Friday, December 6, 2019

Review: The Sixth Extinction

The Sixth Extinction
Amazon
From The Sixth Extinction, by Elizabeth Kolbert:

Open quote 

Very, very occasionally in the distant past, the planet has undergone change so wrenching that the diversity of life has plummeted. Five of these ancient events were catastrophic enough that they're put in their own category: the so-called Big Five. In what seems like a fantastic coincidence, but is probably no coincidence at all, the history of these events is recovered just as people come to realize that they are causing another one."

In a calm, reasoned, tone, Kolbert lays out the case that we are living through a mass extinction on Earth. We should be tearing out hair out, but we are not. Despite the intelligence of our species, humans are such obtuse creatures.



Grade: B-

It's said that the way to boil a live frog is not to put it in a pot of hot water. "If a frog is put suddenly into boiling water, it will jump out, but if the frog is put in tepid water which is then brought to a boil slowly, it will not perceive the danger and will be cooked to death." (Wikipedia) That fable is relevant for two reasons. One, global warming is causing the Earth to be brought to a boil, metaphorically, but at a slow enough rate to keep people from taking action. What makes the fable not just a metaphor is that frogs, or amphibians in general, are already going extinct. As in past tense, not some future threat, but already dead and gone.

Frogs have been around longer than birds, longer than mammals, longer than dinosaurs. Kolbert tells the story of naturalists in Central America who were puzzled that amphibians had disappeared from habitats where they had been so abundant decades before that you couldn't walk through the rain forest without stepping on them. Study revealed that a deadly virus was the cause, a virus that probably was transported around the world by modern air travel or shipping. Globalization brings benefits in trade. It also bring threats to the natural habitat.

Most of us are familiar with the cause of the extinction of the dinosaurs — a meteor impact in Mexico's Yucatan Peninsula 66 million years ago. The exact timeline is still being researched, but that extinction event was sudden by almost any measure. Other extinctions were probably not quite so sudden. The extinction event of 450 million years ago is thought to have been brought about by glaciation. The extinction event of 250 million years ago is thought to have been caused by climate change in the opposite direction — a massive release of carbon into the air resulting in global warming.

You might think that the current mass extinction is somehow the result of climate change as well. You wouldn't be entirely wrong. A close cousin of climate change, ocean acidification, caused by carbon going not into the atmosphere, but into the ocean, is resulting in the deaths of coral reefs and the life that depends on them.

The current extinction event began tens of thousands of years ago, well before humans had begin altering the climate or ocean chemistry.
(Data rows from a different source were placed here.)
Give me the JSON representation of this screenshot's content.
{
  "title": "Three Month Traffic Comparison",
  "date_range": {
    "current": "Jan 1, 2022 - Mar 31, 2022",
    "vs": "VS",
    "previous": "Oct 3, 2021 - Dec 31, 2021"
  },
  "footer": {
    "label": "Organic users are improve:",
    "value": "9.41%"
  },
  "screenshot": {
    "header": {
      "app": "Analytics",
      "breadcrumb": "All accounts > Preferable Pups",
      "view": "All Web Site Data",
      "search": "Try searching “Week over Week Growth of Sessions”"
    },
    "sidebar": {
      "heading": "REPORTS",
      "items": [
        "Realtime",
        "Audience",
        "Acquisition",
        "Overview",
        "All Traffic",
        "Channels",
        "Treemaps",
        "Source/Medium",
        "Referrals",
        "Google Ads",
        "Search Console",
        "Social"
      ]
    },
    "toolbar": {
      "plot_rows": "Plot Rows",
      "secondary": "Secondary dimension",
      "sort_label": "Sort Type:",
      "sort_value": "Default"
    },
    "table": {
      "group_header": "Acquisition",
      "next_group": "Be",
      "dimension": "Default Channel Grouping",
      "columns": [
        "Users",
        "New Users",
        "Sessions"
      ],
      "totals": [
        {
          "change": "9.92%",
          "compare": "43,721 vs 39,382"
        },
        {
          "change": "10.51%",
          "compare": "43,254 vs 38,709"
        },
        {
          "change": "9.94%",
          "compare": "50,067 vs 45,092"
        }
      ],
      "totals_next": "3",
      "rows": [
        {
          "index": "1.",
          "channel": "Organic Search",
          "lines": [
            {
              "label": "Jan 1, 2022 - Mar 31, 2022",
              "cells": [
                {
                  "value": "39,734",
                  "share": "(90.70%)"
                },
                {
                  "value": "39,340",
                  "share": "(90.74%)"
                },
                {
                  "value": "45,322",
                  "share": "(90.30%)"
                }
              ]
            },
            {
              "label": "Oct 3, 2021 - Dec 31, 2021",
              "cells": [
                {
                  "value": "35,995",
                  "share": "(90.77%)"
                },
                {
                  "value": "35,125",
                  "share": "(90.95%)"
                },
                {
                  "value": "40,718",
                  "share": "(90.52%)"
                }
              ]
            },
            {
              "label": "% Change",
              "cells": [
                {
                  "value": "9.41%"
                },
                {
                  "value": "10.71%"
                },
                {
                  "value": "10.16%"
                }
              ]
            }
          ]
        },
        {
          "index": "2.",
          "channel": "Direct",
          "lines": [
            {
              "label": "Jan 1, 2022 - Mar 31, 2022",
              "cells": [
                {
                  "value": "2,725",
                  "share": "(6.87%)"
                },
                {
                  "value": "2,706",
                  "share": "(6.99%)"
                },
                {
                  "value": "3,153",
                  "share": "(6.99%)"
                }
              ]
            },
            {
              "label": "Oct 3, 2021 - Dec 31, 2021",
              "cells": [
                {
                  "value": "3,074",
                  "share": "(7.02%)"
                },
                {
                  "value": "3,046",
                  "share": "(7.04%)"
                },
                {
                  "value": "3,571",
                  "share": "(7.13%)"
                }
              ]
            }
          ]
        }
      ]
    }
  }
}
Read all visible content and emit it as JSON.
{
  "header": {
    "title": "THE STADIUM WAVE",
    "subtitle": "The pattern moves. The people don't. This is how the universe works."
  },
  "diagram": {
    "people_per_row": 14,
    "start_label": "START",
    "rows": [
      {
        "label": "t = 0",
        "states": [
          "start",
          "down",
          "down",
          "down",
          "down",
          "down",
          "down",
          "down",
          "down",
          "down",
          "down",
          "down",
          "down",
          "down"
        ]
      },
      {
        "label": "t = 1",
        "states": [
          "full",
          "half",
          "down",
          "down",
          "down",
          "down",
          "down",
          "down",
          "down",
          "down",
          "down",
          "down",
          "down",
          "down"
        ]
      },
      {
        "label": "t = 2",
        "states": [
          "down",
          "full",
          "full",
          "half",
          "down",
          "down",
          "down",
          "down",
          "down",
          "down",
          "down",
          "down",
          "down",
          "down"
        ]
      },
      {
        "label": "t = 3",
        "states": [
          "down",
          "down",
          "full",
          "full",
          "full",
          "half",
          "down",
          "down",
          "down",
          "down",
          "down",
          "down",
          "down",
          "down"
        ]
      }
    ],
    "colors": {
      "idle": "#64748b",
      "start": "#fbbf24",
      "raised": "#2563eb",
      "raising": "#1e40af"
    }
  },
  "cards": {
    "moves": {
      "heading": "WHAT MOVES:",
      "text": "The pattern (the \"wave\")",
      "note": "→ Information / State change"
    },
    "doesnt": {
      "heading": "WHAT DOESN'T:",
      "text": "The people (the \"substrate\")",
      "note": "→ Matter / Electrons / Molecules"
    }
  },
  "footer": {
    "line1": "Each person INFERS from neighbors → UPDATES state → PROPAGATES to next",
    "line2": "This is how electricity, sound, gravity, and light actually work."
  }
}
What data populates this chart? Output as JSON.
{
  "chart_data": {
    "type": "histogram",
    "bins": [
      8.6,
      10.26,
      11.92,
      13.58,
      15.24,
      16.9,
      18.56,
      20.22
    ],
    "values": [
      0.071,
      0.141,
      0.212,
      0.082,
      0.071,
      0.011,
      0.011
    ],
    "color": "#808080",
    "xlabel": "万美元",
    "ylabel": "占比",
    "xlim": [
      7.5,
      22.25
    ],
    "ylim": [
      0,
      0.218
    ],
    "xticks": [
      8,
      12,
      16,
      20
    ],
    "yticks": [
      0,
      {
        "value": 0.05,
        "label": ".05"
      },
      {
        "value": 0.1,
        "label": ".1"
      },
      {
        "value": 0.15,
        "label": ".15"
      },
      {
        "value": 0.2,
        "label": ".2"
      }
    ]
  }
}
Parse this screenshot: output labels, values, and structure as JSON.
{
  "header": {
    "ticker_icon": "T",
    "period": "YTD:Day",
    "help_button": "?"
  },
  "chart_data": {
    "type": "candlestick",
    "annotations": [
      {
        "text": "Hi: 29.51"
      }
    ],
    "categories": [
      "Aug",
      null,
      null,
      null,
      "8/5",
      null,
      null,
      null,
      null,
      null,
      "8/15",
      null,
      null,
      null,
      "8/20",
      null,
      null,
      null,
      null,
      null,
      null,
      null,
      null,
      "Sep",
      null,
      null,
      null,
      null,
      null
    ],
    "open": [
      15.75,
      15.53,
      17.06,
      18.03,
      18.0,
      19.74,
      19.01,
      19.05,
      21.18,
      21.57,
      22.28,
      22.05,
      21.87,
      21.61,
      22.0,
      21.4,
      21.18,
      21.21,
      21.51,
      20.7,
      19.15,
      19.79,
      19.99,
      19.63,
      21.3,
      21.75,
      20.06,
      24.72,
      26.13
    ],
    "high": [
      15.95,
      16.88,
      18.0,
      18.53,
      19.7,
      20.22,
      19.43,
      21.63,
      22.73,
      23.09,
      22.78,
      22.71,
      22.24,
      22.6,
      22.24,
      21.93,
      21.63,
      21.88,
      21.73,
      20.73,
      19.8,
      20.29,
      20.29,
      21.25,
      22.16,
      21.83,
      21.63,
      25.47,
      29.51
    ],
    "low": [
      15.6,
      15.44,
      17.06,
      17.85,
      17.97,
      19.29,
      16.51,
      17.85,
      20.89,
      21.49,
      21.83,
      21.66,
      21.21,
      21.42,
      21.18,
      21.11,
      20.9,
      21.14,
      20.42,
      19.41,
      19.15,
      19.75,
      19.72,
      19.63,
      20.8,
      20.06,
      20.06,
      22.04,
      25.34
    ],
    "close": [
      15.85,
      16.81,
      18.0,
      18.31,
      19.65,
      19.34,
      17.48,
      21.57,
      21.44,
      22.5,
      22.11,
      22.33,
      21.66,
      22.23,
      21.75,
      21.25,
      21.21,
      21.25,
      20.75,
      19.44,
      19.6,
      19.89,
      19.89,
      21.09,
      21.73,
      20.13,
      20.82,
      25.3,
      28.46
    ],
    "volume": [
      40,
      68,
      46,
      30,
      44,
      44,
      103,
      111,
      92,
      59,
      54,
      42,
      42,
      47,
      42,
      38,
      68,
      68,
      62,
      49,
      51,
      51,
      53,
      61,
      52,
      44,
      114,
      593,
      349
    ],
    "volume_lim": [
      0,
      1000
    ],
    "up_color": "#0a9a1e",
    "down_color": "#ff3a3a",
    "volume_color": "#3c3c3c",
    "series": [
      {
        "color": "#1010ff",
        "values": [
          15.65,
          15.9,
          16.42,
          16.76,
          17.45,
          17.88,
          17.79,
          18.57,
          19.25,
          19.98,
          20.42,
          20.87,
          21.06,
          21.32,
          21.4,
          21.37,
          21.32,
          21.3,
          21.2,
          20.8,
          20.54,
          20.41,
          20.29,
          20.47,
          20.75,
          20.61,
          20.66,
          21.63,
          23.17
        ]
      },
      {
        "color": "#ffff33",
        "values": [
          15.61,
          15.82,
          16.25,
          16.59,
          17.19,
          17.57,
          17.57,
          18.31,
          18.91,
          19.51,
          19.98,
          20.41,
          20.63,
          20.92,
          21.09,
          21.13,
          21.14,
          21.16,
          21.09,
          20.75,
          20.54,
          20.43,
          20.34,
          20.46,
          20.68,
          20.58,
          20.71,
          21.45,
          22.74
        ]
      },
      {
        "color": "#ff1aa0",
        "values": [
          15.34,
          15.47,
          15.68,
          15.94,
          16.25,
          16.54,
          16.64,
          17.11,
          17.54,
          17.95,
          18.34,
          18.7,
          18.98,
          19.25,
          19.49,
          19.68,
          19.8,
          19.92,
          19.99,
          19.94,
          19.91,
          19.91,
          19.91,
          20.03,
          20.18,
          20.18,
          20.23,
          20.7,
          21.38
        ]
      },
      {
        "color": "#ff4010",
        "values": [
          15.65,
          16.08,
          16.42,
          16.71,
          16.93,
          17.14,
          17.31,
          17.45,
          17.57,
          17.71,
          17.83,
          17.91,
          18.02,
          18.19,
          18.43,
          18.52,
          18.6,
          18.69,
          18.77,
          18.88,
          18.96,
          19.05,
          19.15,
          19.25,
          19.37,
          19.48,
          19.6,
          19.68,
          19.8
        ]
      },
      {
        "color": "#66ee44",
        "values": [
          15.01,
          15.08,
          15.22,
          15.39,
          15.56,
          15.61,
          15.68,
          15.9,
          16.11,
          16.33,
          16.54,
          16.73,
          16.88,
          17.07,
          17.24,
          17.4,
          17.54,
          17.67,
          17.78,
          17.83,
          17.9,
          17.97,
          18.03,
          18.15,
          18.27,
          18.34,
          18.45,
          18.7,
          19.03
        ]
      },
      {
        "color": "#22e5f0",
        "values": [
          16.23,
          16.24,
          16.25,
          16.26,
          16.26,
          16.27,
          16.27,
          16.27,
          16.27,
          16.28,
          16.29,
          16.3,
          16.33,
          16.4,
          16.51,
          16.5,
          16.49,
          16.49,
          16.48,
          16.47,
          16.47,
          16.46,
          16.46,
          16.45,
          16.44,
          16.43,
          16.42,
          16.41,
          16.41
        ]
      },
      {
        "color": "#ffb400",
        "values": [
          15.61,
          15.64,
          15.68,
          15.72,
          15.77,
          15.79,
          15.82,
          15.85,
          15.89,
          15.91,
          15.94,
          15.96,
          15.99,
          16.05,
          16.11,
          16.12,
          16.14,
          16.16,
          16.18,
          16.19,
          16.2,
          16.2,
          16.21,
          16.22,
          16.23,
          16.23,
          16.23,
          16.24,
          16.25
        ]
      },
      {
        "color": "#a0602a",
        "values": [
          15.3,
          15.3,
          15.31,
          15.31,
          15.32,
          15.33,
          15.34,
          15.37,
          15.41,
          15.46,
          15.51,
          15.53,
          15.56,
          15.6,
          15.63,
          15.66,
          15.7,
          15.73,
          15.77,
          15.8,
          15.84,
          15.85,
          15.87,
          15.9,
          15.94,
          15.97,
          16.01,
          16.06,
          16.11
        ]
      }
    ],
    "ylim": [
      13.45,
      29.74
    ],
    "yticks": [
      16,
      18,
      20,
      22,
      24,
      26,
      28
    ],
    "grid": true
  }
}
There's a too strong correlation between humans settling the globe and extinction of the mega-fauna in locations as humans moved in. It begins about 40,000 years ago in Australia. It continues 10,000-15,000 years ago in the Americas. It happened more recently, in recorded history, with the moa in New Zealand, the auk on the coasts of the North Atlantic, and the dodo on the island of Mauritius, all hunted to extinction by early explorers and settlers.

As the case of amphibians shows, it's not just hunting that is causing extinctions. Besides the unwitting spread of viruses, there is also land clearing at fault. You might think that preserving more land in its natural state in parks and wilderness reserves is the solution to extinctions. Kolbert lays out a big problem with that solution. "A species that needs to migrate to keep up with rising temperatures, but is trapped in a forest fragment—even a very large fragment—is a species that isn't likely to make it. One of the defining features of the Anthropocene is that the world is changing in ways that compel species to move, and another is that it's changing in ways that create barriers—roads, clear-cuts, cities—that prevent them from doing so."

Scientists didn't even know about extinction until about 200 years ago, when the number of fossils being dug up and exhibited made it impossible to explain them away as just freak cases of existing species. Now, we are facing a world in which the extinction rate for some classes of life is a hundred thousand times higher than the natural extinction rate two hundred years ago. If that's not enough to lead you to tear your hair out, I don't know what will. There's no good reason to believe that somehow humans will be one of the few species to survive. Even if we do somehow get through a mass extinction, one of our own causing, we won't have many species with us on the other side.